El ministro de Economía y Finanzas, Felipe Chapman, defendió en primer debate el proyecto de ley N°641, una iniciativa que modifica y adiciona artículos al Código Fiscal en materia de Impuesto Sobre la Renta (ISR) y establece requisitos de sustancia económica para determinar rentas pasivas de fuente extranjera.

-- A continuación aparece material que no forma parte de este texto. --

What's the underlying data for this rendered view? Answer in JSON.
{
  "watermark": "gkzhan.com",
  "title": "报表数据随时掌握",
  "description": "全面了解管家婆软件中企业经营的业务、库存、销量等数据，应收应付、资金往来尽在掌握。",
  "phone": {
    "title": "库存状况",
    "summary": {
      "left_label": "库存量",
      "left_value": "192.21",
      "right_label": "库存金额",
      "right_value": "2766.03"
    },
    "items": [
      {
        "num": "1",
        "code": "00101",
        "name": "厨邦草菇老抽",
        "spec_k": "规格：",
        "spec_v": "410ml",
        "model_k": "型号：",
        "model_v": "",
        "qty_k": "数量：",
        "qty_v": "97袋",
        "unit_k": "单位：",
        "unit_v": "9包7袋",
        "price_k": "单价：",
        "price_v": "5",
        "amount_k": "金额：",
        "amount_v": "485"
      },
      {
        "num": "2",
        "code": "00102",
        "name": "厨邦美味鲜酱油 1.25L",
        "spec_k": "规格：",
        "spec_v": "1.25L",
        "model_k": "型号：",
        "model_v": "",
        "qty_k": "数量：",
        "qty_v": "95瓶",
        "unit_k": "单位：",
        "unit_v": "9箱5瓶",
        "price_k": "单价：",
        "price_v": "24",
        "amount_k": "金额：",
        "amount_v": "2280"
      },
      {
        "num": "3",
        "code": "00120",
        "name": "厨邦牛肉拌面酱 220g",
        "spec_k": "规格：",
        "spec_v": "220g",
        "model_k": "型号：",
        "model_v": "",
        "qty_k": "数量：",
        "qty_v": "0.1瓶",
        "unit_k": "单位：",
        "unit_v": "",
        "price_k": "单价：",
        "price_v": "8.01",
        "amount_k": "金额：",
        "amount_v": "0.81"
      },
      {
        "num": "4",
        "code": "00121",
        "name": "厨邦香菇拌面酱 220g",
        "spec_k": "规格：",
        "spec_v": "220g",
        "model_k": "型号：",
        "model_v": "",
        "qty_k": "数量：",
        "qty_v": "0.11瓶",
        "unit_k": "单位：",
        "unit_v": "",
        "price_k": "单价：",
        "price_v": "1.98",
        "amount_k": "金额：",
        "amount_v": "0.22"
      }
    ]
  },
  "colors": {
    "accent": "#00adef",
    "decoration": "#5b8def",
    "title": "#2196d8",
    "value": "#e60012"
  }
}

Durante su intervención, Chapman aseguró que la propuesta representa “una decisión soberana, inteligente y estratégica” para adaptar al país a las nuevas exigencias del entorno económico global, sin renunciar al principio de territorialidad fiscal que históricamente ha caracterizado a Panamá.
“Hoy es un día importante para nuestro país, no porque nos lo exija nadie desde afuera, sino porque Panamá ha decidido, con convicción propia, dar un paso que fortalece su posición en el mundo”, expresó el titular del MEF.
El proyecto busca garantizar que las empresas que operan bajo jurisdicción panameña mantengan una presencia real en el territorio nacional, mediante la generación de empleos, contratación de proveedores locales y toma de decisiones desde Panamá. Según Chapman, la medida no representa una carga para el sector empresarial, sino una oportunidad para atraer inversiones de calidad y fortalecer la economía nacional.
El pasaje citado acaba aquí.